My body has gone through a transformation since I was 25.
Back then I was cute and tiny with a great little figure. Since then I my body has slowly morphed from tiny to curvy to really curvy to pregnant to post-pregnant fluffy to its now sorry state of lumpy, schlumpy and downright unhealthy. I am 50 pounds over a healthy weight. I know this intellectually but I haven’t stressed much about it, despite my family’s bad cardiac history. When Juan and I were together, I attempted at various points over the years to diet and exercise more–sometimes with great results, but often without much change. No matter, he loved me no matter my shape. One of the gifts this man left me with is an appreciation for and love of my own body–just the way it is.
When he left, I collapsed into all bad food habits. I would eat half a (small) ice cream cake in bed at 11 pm when I was feeling sad. We ate pizza and pasta and bagels for dinner because they were convenient and easy for a stresed out, barely coping mom on the go. Add on top of that a thyroid disorder and some other small health issues–well lets just say when I see pictures of myself taken recently it just doesn’t compute. I ask myself–“Do I look like that really?” For a moment my healthy, happy, body image starts to waiver. But then, I just shrug and move on with my day. I have more important fish to fry (so to speak).

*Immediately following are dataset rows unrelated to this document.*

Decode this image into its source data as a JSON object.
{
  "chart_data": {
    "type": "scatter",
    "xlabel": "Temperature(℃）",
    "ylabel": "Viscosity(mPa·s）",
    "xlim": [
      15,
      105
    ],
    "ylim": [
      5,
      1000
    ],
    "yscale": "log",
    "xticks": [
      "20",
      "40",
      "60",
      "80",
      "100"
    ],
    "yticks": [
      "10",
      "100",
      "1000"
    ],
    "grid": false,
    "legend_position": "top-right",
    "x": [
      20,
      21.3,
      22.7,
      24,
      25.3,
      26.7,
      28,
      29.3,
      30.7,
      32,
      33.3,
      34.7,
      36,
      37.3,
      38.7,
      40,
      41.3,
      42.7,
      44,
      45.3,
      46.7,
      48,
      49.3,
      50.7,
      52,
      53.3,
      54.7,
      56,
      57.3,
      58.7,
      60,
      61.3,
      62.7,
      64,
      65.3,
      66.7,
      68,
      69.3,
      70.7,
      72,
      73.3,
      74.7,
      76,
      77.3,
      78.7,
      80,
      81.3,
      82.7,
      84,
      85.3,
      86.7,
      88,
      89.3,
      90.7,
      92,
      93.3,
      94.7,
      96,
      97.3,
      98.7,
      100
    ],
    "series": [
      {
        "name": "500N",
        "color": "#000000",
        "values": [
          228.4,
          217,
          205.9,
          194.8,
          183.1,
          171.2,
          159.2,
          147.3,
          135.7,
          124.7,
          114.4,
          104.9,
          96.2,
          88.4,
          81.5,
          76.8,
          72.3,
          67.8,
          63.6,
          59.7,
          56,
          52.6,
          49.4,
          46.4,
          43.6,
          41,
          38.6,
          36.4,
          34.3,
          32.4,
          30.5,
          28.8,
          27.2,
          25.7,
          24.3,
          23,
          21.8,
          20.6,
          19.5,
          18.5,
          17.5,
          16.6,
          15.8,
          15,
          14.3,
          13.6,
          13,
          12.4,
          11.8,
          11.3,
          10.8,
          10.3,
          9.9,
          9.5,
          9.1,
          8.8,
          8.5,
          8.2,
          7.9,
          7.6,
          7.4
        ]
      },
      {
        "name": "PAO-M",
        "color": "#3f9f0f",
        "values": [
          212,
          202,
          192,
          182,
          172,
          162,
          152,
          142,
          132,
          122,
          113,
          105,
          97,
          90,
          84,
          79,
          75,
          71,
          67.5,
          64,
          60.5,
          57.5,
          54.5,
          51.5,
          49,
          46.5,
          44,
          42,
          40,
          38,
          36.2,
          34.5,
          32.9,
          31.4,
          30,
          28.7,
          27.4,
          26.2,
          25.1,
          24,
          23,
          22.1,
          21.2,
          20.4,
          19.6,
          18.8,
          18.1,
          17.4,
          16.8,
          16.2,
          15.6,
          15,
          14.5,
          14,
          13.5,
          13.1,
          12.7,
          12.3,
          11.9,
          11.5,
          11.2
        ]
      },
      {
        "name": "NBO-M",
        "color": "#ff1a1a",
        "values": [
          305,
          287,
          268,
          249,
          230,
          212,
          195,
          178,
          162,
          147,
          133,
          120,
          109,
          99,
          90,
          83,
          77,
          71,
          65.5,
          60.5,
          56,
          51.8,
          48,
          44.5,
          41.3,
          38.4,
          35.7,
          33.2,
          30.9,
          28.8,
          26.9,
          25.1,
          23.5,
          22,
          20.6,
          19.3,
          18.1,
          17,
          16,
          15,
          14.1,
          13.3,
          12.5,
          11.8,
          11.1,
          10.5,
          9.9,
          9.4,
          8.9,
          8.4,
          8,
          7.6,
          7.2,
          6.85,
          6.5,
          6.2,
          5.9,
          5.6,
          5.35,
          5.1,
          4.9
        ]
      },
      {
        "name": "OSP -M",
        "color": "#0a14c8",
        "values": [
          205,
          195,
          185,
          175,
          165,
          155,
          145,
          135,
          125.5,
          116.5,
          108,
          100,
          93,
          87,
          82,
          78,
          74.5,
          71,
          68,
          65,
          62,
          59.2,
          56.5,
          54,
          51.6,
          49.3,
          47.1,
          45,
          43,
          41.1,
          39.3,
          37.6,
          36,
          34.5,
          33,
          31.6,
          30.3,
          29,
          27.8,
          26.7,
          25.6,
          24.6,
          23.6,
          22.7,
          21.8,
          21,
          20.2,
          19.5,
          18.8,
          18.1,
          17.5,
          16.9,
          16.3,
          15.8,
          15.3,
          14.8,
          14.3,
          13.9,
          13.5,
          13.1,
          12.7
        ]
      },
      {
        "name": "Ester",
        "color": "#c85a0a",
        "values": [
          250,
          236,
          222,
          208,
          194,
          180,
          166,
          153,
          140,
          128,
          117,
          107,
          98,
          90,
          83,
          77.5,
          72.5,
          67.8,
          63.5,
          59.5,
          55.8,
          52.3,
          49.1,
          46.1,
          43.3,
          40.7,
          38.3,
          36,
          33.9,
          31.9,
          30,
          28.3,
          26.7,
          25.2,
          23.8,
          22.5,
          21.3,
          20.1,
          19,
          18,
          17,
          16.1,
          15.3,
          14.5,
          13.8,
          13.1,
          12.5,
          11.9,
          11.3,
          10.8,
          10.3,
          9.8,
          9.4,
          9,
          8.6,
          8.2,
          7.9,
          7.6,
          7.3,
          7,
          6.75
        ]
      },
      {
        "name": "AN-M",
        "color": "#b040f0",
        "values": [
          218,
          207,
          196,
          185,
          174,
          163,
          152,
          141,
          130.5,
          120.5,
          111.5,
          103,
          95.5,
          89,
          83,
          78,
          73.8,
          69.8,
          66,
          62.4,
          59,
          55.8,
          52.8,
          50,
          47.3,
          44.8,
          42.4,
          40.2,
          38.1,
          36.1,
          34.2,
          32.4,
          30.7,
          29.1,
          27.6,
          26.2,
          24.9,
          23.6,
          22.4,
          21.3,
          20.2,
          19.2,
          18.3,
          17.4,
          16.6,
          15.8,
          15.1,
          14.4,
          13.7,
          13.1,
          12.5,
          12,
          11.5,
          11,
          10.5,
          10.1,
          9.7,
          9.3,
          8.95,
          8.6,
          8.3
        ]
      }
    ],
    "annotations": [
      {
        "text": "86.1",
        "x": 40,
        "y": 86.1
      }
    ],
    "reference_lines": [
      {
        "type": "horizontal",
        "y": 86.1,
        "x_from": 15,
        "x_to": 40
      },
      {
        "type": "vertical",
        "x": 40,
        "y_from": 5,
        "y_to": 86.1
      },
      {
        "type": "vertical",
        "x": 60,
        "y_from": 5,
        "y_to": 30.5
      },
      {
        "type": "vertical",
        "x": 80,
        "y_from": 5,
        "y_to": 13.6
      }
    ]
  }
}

Lately, for energy and health (not vanity reasons, really) I have made an effort to eat better. I recently learned I have a wheat allergy and have been wheat free for a week now. I am limiting (though not entirely eliminating) sugar and honey and have said goodbye to processed junk. Its good. After just a week I am starting to feel better. And I have told myself if I lose weight and inches–all the better but really, as long as I feel better, stronger and with more energy, that’s all that matters.
Until last night.
See I love cowboy boots. I mean I LOVE them. When I was 22 in Texas I bought myself a pair that lasted a good 10 years and would have lasted longer had I not gotten pregnant and changed foot sizes. When I had those boots I barely need any other pair of shoes. They were my casual, work and dressy choice and went with almost any outfit.
From the minute I realized my little feet would never fit in my pre-pregnancy boots I have been dreaming of a new pair. However for the bulk of the last 6 years I have just been content to dream. As a new mom, they seemed like such a silly luxury and besides didn’t really match my “new mom” persona. I let my cowboy boots become an icon of my past, crazy, dance-all-night, single irresponsible days and opted for comfortable, more respectable, mother/career woman footwear. A good chic sneaker, too-cute-for-words clogs, some fabulous heels and sassy Mary-Janes.
But in the last 2 years, as a single woman discovering her wholeness, my inner bad-ass has been dying for shoes of her own. I have been clipping Sundance catalog pictures, the Frye boots website is in my favorite places. I had found a pair that would be perfect for me and started saving my pennies. And finally, with my 38th birthday fast upon me I ordered the pair I have been dreaming about for 2 years.
I found the best deal at Zappos.com and they shipped the shoes to me overnight. All day at work I checked out the FedEx delivery status site to see if they had arrived. I ran home in joyful anticipation of trying them on and welcoming back that wild spirit part of me that clonks around in boots. Yee-haw.
But something awful happened. I lifted my beautiful pair of boots out of the box, put them on and found I couldn’t pull the shaft of the boot up over my calf. It just got stuck on the last tiny bit of my thickened leg. But that tiny bit was enough to ruin the look (not to mention make me feel like I had been squeezed into a toothpaste tube.) I was completely and utterly and truly sad. I had never, in my wildest dreams imagined that I had become too chunky for cowboy boots.
This sorry fact, more than photos, more than my doctor’s health warnings, was the straw that broke the camel’s back.
My new roommate came up from downstairs and looked at me. “These are my new boots.” I told her trying to hold in my disappointment. “They will stretch. I just need to break them in.” She looked at me with disbelief. “Can’t you just get them in a wider size? They don’t fit” “No…” I moaned. “These are the boots I want and they are like this….Maybe” (I am murmuring now) they will stretch some…”
“Why don’t you just get a different pair–one with zippers?” She just didn’t understand.
I love Zappos.com’s return policy. As long as I don’t wear them outside and they stay in original condition I have 365 days to return them. So I am putting my beloved boots aside for now–I don’t want to stretch them out but I don’t want to send them back. I am not giving up. I am on a mission to lose a little bit of weight.
In all seriousness all it will take is a 1/8 of an inch on my calves and those babies will slide right on.
All day today I was able to smile in the face of all my cravings simply by thinking of thosel luscious brown boots. I walked by Ben & Jerry’s with nary a glance. I ordered a small chai tea with skim milk even though I really really wanted a large one with whole milk and a treat on the side. I turned down a glass of wine with dinner. I feel I am on a roll.
Its all fresh veggies and small portions over here at our house. I am motivated as I have never been before. I figure it will work one of three ways:
1. I quickly lose the tiny bit I need to lose in my calves and then with the momentum of quick rewards I sail through the rest of the year with motivation and come out looking not just like a girl in boots, but a mature curvy cute girl in boots.
2. My calves are the last to lose but the reward of putting them on propels me through a year of healthy eating which finally has its reward.
3. The boots never fit. But after a year of eating well it doesn’t matter to me. I am able to mourn the loss of the dream of the boots and send them back a healthier me.
Its funny what motivates me. These boots may be well worth it, even if I don’t get to wear them a day.